Do You Need a Shareholders' Agreement?
With only one shareholder, a shareholders' agreement is not strictly necessary — there is no one to agree with. That said, it can be useful to draft a simple agreement now if you anticipate bringing in a co-founder or investor later. Starting with agreed-upon terms (share classes, transfer restrictions, drag-along rights) before a partner enters is far easier than negotiating after the fact.
Succession Planning: What Happens If You Can't Continue?
A one-person corporation depends entirely on one person. If you become incapacitated or die without a plan, the corporation may be paralysed — no one with authority to sign contracts, pay employees, or wind down operations.
Two documents to address this:
- A will that addresses what happens to your shares — whether they pass to a family member, are sold, or trigger a wind-down.

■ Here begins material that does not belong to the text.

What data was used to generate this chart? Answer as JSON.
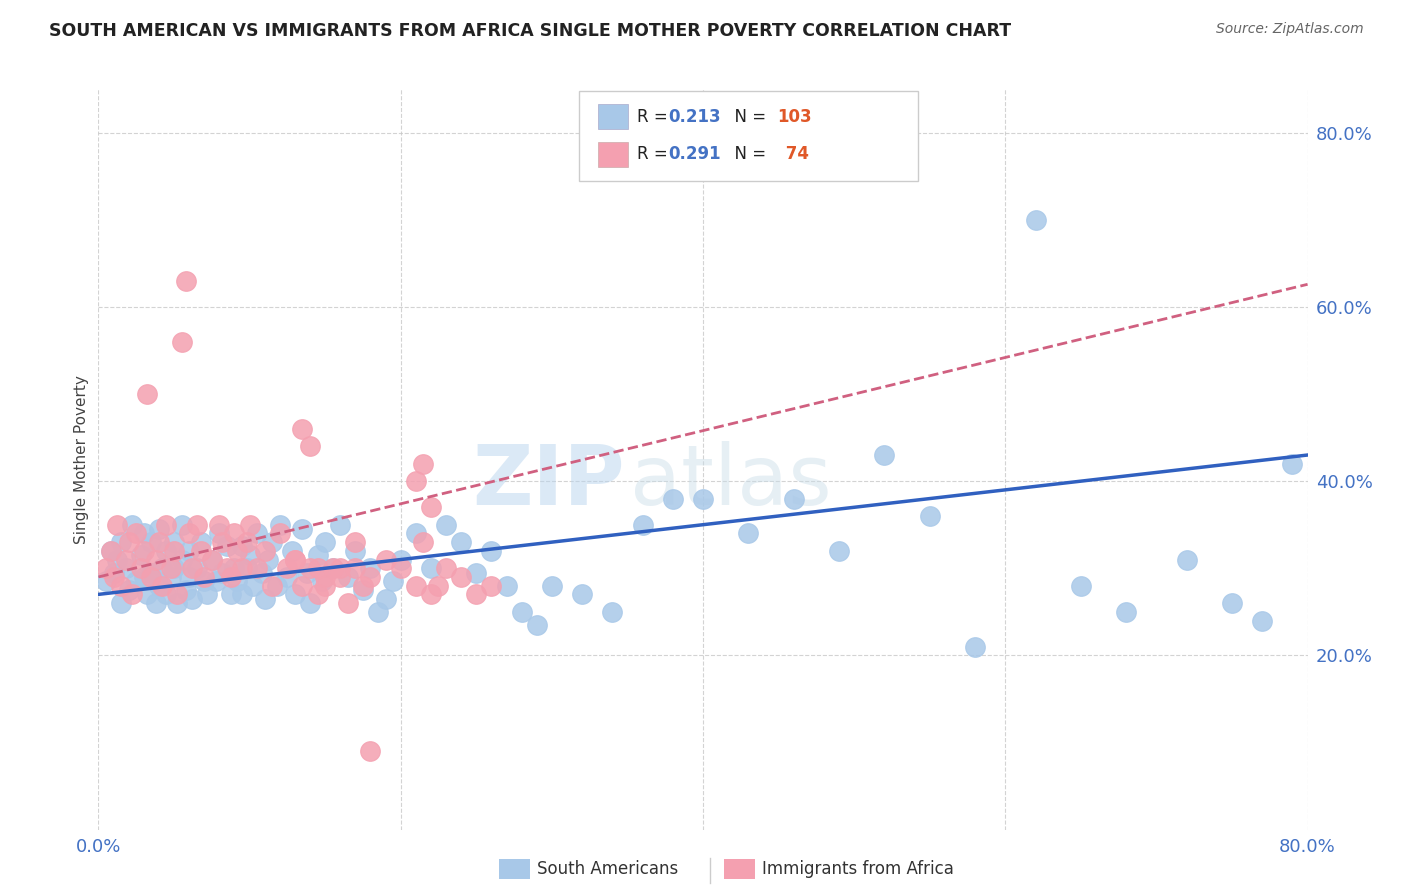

- A shareholder direction (sometimes called a corporate power of attorney) that gives a trusted individual authority to act as director in an incapacity scenario.
Neither document is complicated, but neither gets done if you assume you'll handle it later. Estates and corporate lawyers often work on these together.
Common Pitfalls to Avoid
- Letting the minute book lapse. It creates problems at tax time, on a sale, or with a lender.
- Mixing personal and corporate finances. This is the fastest route to piercing the corporate veil.
- Forgetting annual returns. Dissolution is quiet and automatic — you may not find out until you try to do something with the company.
- Assuming no liabilities attach to you personally. Director liability for unremitted source deductions and HST is real, even in a one-person corporation.
- Waiting to talk to a lawyer and accountant until something goes wrong. The best time to structure things properly is before you sign your first contract as the corporation.
Frequently asked questions
Can one person really own and run an Ontario corporation entirely alone?
Yes. The OBCA permits a corporation with a single shareholder who is also the sole director and officer. There is no minimum number of people required, and — as of 2021 — no residency requirement for directors.
Do I still need to hold annual meetings if I'm the only shareholder?
You do need to satisfy the annual meeting requirement, but the OBCA allows you to sign a written resolution instead of holding a formal meeting. The key is that the resolution must be signed and kept in your minute book — it is not optional just because you are alone.
What personal liabilities can attach to a sole director?
Corporate limited liability is real but not absolute. Ontario directors can be personally liable for unpaid employee wages (up to six months), unremitted source deductions, and unremitted HST/GST. These liabilities exist regardless of whether you are the sole director or one of many.
Should I incorporate in Ontario or federally?
If you work primarily in Ontario, an OBCA incorporation is generally simpler and less expensive to maintain. Federal incorporation under the Canada Business Corporations Act makes more sense if you need name protection across multiple provinces or plan to operate nationally. A lawyer can help you weigh the trade-offs for your situation.